I believe a real challenge to community at this time in history is to provide legitimate opportunities for younger members to have a voice in the community— especially when looking at issues which directly impact the future of the community. It may be too late to start asking to hear our voice 20 years from now. While I am certainly willing to wait my turn in respect to my elders, I also believe that in community we must strive to listen to all the different voices who have a vested interest in the livelihood of our community. My experience within the Lakota culture has helped me to understand in a new way that each of us sees reality in a different light. While I may not always see things the same way as someone else, being able to hear and respect their perspective helps me to re-evaluate and refine how I perceive reality. This listening to one another in dialogue is a part of my understanding of our call to live the vow of obedience.
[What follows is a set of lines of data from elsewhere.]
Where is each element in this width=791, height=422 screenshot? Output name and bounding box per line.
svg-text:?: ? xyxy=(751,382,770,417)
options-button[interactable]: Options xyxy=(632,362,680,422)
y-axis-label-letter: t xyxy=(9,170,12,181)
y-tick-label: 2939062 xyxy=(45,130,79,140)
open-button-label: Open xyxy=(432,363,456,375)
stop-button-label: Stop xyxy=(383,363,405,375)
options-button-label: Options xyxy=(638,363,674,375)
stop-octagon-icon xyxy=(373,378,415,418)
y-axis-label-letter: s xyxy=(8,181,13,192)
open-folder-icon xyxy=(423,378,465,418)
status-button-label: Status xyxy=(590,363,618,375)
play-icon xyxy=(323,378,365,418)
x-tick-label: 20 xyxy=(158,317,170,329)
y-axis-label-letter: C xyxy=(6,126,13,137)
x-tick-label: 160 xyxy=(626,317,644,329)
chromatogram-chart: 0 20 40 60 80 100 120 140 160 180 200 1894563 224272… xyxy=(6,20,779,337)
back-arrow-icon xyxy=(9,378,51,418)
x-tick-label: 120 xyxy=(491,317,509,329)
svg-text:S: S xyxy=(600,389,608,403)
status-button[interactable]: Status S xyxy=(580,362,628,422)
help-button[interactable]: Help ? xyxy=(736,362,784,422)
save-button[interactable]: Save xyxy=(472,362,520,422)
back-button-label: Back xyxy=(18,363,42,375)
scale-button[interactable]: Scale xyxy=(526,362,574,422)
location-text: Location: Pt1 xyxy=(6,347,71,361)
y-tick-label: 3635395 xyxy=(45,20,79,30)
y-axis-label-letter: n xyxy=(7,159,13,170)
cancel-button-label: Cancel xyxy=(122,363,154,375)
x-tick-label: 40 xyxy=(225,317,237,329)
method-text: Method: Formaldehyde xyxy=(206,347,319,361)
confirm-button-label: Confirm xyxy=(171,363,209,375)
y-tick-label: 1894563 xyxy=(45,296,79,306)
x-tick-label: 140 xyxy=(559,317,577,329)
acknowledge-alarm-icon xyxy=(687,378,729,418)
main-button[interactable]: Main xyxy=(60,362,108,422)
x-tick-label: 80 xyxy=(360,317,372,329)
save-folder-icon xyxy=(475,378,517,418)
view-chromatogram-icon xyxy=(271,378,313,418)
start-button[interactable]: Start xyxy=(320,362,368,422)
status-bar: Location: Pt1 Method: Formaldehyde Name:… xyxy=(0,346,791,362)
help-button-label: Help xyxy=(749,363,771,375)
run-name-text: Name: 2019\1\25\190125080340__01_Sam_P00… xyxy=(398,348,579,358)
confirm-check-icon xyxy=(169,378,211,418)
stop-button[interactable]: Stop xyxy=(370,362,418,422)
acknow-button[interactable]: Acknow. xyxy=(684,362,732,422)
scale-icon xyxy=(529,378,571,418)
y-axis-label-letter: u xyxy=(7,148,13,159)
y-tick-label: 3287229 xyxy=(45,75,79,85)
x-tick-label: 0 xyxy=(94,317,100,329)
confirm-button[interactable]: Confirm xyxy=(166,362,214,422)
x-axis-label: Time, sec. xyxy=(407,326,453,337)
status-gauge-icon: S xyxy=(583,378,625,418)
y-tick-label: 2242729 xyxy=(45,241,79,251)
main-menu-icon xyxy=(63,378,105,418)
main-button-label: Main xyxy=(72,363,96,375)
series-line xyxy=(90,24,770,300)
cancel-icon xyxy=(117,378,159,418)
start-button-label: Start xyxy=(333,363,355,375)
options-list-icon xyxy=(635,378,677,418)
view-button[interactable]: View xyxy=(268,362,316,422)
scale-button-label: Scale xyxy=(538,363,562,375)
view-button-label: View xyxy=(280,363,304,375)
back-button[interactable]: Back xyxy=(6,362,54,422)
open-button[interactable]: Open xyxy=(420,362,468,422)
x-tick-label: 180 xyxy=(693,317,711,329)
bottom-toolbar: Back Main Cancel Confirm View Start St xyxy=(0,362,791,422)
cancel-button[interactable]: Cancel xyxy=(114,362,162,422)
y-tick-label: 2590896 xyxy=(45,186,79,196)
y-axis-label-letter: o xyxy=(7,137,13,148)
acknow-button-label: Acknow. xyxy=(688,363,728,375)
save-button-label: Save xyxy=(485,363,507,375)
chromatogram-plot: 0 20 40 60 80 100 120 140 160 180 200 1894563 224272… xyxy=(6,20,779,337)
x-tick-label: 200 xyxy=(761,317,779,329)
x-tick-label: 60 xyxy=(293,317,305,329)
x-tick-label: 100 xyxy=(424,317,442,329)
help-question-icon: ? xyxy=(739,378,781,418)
Surprises have also been very much a part of my experience of religious life. One of the most treasured surprises I have experienced has been the opportunity to develop significant relationships with sisters I never dreamt I’d feel so close to. It has been a gift to form intergenerational friendships. These have taken shape primarily through living in community with sisters of varying ages. While intergenerational living is not always easy, I have been blessed by some wonderful experiences. I continue to treasure the opportunity I had in preparing for final vows to live with two sisters who were both more than 40 years my senior. They were wonderful examples of the possibility of living faithfully the call to religious life. They also were great wisdom figures for me at a time that I was seeking answers to lots of questions. At the same time they gave me the wings I needed to continue to be the person I was at that stage in my life’s journey. Living with the two of them was a big reason I was able to say yes to this lifestyle—forever. Additionally, friends who are 10 to 20 years older have been mentors; they’re women I continue to look to as role models. I have been graced by their example of living this life well. Additionally, these are my sisters who have challenged me to become my best self. This gift of relationships in community is one I treasure most dearly.

Has community been what I expected? Have I faced unexpected realities? I think I could honestly answer yes and no to both questions. Yes, community has been what I expected and no, it’s not been. It’s usually been much more! What remains most true is that community has been a living, dynamic experience of growth into greater wholeness and holiness for me as I journey with my sisters in mission. It is for me the pearl of great price hidden in a field, which I have found and is worth giving my all to attain. Would I give it up? No way! I’m at home being a School Sister of Notre Dame.

Julie Brandt, SSND is a School Sister of Notre Dame from the Mankato Minn. province. She lives and ministers as principal of St. Bernard Mission School on the Standing Rock Reservation in Fort Yates, N.D. She has been professed for 15 years and currently serves on her province's vocation advisory board.